Published on the 22/01/2010 | Written by Newsdesk
Gartner says all regions around the world experienced positive shipment results during the final quarter of last year…
Worldwide PC shipments surpassed 90 million units in the fourth quarter of 2009, a 22.1% increase from the fourth quarter of 2008, according to preliminary results from Gartner.
The IT research firm says it was the strongest quarter over quarter growth rate the worldwide PC market has experienced in the last seven years, but points out the numbers are compared to a very weak quarter a year ago due to the economic downturn at that time.
“These preliminary results indicate the recovery of the PC market on a global level,” said Mikako Kitagawa, principal analyst at Gartner.

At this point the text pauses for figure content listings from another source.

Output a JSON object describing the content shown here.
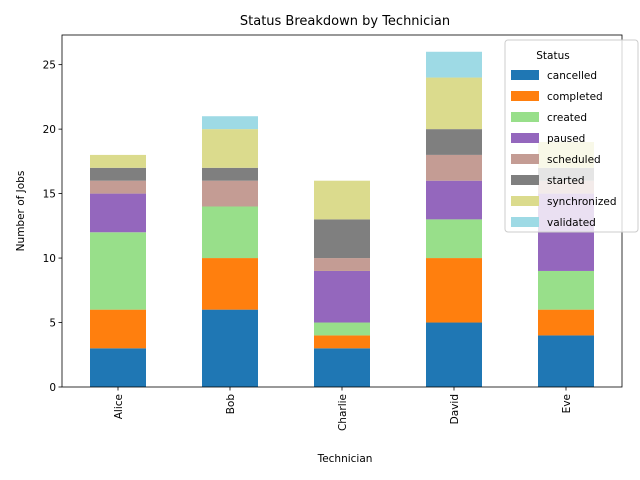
{
  "chart_data": {
    "type": "bar",
    "stacked": true,
    "title": "Status Breakdown by Technician",
    "xlabel": "Technician",
    "ylabel": "Number of Jobs",
    "ylim": [
      0,
      27.3
    ],
    "yticks": [
      0,
      5,
      10,
      15,
      20,
      25
    ],
    "grid": false,
    "legend_placement": "top-right",
    "legend_title": "Status",
    "categories": [
      "Alice",
      "Bob",
      "Charlie",
      "David",
      "Eve"
    ],
    "series": [
      {
        "name": "cancelled",
        "color": "#1f77b4",
        "values": [
          3,
          6,
          3,
          5,
          4
        ]
      },
      {
        "name": "completed",
        "color": "#ff7f0e",
        "values": [
          3,
          4,
          1,
          5,
          2
        ]
      },
      {
        "name": "created",
        "color": "#98df8a",
        "values": [
          6,
          4,
          1,
          3,
          3
        ]
      },
      {
        "name": "paused",
        "color": "#9467bd",
        "values": [
          3,
          0,
          4,
          3,
          6
        ]
      },
      {
        "name": "scheduled",
        "color": "#c49c94",
        "values": [
          1,
          2,
          1,
          2,
          1
        ]
      },
      {
        "name": "started",
        "color": "#7f7f7f",
        "values": [
          1,
          1,
          3,
          2,
          1
        ]
      },
      {
        "name": "synchronized",
        "color": "#dbdb8d",
        "values": [
          1,
          3,
          3,
          4,
          2
        ]
      },
      {
        "name": "validated",
        "color": "#9edae5",
        "values": [
          0,
          1,
          0,
          2,
          0
        ]
      }
    ]
  }
}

“The U.S. and Asia/Pacific had already shown positive indicators last quarter, however the fourth quarter 2009 results were more concrete evidence of the recovery.”
Kitagawa says shipment growth was largely driven by low-priced consumer mobile PCs, both in regular notebooks and mini-notebooks.
“As economic weakness continued, buyers became extremely price sensitive. Low-priced PCs were good enough for many average consumers,” Kitagawa said.
”Windows 7 was launched during the fourth quarter of 2009. Though the new operating system launch did not create additional PC demand, the launch was a good market tool during holiday sales.”
HP maintained the top position in worldwide PC shipments in the fourth quarter of 2009, as it grew slightly higher than the industry average. Gartner analysts said HP did very well in the US market, and it regained the number one position in the US and EMEA (Europe, the Middle East and Africa).